The inhabitants of Ommeren said that they had never heard of the treasure.

"It was a total surprise," Tammes said.

"This story was unknown here."

"We came across this map by chance," said Annet Waalkens, a researcher at the National Archives, which has hundreds of thousands of maps in its collection.

"When we saw it, we had already found our own treasure."

And added:

"It's beautiful that a yellowed piece of paper can evoke

such emotions

. "

Sonder may have made it all up, but Dutch search officials considered it unlikely, the documents show.

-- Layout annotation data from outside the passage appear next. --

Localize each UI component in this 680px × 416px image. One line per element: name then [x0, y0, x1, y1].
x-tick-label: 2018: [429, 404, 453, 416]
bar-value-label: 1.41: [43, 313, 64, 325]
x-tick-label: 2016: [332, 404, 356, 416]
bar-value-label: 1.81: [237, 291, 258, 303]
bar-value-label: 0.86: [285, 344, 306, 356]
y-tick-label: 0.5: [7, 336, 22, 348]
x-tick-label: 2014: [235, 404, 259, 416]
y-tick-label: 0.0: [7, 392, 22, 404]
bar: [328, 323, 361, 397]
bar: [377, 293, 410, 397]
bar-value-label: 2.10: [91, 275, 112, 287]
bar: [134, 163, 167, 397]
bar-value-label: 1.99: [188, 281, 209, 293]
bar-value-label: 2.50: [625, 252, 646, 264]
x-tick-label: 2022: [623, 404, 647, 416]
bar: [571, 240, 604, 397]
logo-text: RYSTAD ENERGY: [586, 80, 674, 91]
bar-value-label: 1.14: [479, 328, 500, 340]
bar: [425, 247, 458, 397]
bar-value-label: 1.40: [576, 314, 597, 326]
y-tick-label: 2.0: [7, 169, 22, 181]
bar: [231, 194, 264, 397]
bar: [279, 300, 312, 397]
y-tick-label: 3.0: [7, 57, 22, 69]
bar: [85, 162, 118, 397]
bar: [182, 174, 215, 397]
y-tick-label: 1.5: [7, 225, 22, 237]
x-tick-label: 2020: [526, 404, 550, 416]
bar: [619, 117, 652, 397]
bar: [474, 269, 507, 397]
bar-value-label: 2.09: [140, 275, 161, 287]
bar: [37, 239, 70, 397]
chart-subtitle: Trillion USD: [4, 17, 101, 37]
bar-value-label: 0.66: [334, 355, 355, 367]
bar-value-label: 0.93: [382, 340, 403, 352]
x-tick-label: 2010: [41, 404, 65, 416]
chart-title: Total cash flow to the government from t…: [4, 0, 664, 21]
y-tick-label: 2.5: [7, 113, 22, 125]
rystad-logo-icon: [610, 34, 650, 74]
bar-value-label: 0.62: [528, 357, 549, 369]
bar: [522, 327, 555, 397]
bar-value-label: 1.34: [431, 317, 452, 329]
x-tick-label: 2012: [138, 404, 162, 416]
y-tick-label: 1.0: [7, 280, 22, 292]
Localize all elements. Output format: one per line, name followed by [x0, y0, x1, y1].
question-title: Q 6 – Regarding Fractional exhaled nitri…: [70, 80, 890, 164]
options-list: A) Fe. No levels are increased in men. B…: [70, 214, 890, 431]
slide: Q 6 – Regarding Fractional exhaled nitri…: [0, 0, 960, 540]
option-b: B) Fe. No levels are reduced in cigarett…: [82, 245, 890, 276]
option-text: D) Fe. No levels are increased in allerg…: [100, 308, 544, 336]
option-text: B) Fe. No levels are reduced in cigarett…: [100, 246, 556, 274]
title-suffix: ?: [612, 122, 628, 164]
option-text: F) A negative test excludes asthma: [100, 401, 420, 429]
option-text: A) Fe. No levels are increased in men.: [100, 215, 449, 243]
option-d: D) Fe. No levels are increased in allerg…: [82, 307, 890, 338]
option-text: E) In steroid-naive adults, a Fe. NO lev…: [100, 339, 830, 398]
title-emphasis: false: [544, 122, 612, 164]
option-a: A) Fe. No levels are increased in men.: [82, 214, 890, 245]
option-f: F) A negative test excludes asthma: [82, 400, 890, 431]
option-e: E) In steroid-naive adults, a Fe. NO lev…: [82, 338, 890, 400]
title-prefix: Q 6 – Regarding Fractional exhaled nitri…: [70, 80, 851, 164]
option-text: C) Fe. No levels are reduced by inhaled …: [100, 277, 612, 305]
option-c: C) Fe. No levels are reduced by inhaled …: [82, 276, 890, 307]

Another theory is that one or more of the government searchers found it in secret.

And another hypothesis, which some consider the most likely, is that one of the Nazi soldiers who hid the treasure came back and dug it up himself.

No hypothesis has been proven, and it is unclear if Sonder is still alive.

It's not the first time that the town, especially quiet in winter without the bikers and campers who flock to the area in summer, has been the subject of archaeological buzz.

In 2016, three prospectors found a hoard of

31 Roman gold coins.

Not everyone has joined in the enthusiasm for the possible Nazi treasure.

"I think it will pass," said Dicky Briene, 76, who has lived in the same house in Ommeren for 54 years and said he had not seen any visitors with shovels or metal detectors.

"And there probably won't be anything."